Cromos Super – Caderneta de cromos de futebol – Época 76/77

 

 

Hoje trago à memória uma caderneta de cromos de futebol, a "Cromos Super", uma edição da editora Fonseca & Sequeira, L.da, de Lisboa, referente à época futebolística de 76/77.
Trata-se de uma colecção de 192 cromos, referentes a 16 equipas, correspondendo a cada uma delas 12 cromos (11 jogadores e o emblema). A cada página da caderneta corresponde uma equipa.
Equipas representadas: Benfica, Sporting, FC Porto, Belenenses, Boavista, setúbal, Guimarães, Varzim, Leixões, Estoril, Braga, Académica, Beira Mar, Atlético, Portimonense, Montijo.


Pela época e pelas características gráficas, esta é uma das cadernetas consideradas de transição, isto é, de um período marcado pelos abandono dos cromos de caramelos e generalização para os cromos em envelopes surpresa.


Tal como era norma das cadernetas dos caramelos, esta colecção também oferecia diversos brindes cujas senhas de acesso eram distribuídas aleatoriamente nos envelopes que continham os cromos.
A exemplo dos característicos cromos de caramelos, o esquema e a qualidade gráfica são bastante insipientes e mesmo a opção da cor utilizada nas margens de cada cromo, um cinzento incaracterístico, não é o mais apelativo, mesmo no resultado global por página. Em contradição, o grafismo da capa é relativamente interessante, com um apelativo contraste de cores, mas com um desenho de dois jogadores em acção, anatomicamente desproporcionados.
Mesmo assim, esta é uma caderneta relativamente rara e por isso com um valor algo elevado entre os coleccionadores. O exemplar que disponho está incompleto e faltam vários cromos, bastante difíceis de obter.


A título de curiosidade, a época de 77/78 foi vencida pelo F.C. do Porto, com 51 pontos, seguido do Benfica, com os mesmos 51 pontos e pelo Sporting, com 42 pontos.
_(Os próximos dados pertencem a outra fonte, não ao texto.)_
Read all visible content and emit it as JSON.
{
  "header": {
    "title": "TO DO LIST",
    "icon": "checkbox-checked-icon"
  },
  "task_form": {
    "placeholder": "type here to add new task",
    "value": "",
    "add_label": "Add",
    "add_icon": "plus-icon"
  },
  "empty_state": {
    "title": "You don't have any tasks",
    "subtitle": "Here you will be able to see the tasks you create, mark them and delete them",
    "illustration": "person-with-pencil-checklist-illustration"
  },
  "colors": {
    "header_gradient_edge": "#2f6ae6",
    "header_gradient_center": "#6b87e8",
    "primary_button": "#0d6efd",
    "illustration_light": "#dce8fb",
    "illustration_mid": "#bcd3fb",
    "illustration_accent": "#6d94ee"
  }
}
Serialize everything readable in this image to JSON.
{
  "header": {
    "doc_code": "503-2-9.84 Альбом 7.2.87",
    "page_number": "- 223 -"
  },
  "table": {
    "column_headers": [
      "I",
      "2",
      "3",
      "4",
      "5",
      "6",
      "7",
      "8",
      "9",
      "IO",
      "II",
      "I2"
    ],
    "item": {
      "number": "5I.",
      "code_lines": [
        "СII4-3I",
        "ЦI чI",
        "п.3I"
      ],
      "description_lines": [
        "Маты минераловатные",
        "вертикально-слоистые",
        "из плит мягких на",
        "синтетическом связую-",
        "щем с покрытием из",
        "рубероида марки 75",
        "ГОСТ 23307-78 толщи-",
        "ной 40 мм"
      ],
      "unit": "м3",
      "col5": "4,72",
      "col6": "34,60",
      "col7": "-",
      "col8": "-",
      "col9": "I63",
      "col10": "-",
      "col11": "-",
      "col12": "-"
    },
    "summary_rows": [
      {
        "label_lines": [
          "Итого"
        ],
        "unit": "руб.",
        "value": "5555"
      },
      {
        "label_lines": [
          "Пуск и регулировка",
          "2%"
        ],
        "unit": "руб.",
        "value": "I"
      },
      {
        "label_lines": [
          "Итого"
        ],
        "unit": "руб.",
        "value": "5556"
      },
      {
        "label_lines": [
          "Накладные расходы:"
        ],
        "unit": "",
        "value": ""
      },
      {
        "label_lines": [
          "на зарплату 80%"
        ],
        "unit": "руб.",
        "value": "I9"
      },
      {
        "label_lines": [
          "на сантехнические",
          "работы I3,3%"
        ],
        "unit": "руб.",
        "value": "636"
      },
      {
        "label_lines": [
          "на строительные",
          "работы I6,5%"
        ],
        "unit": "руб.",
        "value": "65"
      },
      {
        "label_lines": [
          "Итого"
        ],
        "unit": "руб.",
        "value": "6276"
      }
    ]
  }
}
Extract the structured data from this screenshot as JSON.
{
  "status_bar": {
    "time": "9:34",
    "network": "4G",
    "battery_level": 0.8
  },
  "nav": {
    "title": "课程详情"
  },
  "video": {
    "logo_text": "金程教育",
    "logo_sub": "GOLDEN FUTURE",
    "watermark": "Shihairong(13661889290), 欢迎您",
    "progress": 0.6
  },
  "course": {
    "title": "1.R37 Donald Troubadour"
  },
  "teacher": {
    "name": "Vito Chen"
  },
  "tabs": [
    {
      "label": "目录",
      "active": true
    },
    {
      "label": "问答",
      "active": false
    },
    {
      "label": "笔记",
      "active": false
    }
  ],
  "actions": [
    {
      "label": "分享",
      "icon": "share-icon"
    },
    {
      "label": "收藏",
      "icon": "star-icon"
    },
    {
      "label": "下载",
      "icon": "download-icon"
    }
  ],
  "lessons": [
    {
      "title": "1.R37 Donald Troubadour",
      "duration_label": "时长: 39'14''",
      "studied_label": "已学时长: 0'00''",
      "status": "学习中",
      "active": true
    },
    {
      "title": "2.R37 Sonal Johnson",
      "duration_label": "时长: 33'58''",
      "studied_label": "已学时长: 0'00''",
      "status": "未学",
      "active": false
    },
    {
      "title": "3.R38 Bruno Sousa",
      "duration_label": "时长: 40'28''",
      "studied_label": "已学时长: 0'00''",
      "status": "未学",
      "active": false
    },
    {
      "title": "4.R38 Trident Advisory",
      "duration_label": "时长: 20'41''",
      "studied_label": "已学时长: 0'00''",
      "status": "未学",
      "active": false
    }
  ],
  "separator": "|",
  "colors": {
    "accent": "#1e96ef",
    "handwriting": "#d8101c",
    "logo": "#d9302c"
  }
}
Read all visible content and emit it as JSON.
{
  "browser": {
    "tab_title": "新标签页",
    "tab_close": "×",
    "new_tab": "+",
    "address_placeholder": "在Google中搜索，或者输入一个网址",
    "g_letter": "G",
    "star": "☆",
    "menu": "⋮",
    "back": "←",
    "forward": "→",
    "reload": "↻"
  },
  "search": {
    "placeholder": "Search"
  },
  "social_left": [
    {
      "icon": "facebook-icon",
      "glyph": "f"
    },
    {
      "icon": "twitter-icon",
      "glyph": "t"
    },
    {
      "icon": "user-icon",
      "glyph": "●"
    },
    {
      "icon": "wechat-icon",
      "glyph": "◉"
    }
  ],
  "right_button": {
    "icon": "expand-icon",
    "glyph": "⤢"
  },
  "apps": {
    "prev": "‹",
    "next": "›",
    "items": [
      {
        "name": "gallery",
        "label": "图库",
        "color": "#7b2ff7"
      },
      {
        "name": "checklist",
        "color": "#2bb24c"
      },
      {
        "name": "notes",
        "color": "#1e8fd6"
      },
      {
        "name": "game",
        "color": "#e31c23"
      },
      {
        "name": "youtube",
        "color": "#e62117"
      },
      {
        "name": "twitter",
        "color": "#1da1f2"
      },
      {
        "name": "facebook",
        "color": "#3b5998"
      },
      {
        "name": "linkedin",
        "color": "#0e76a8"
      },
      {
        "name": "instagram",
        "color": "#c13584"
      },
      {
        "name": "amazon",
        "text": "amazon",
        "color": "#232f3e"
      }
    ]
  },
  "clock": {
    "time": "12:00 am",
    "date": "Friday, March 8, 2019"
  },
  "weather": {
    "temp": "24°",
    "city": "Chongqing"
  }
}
Esta vitória do F.C. do Porto, então treinado pelo recentemente lembrado José Maria Pedroto, a propósito dos 25  anos apoós o seu falecimento (7 de Janeiro de 1985), tornou-se famosa por ter decorrido 18 anos após a conquista do anterior campeonato, em 58/59. De recordar que também venceria o campeonato da época seguinte (78/79).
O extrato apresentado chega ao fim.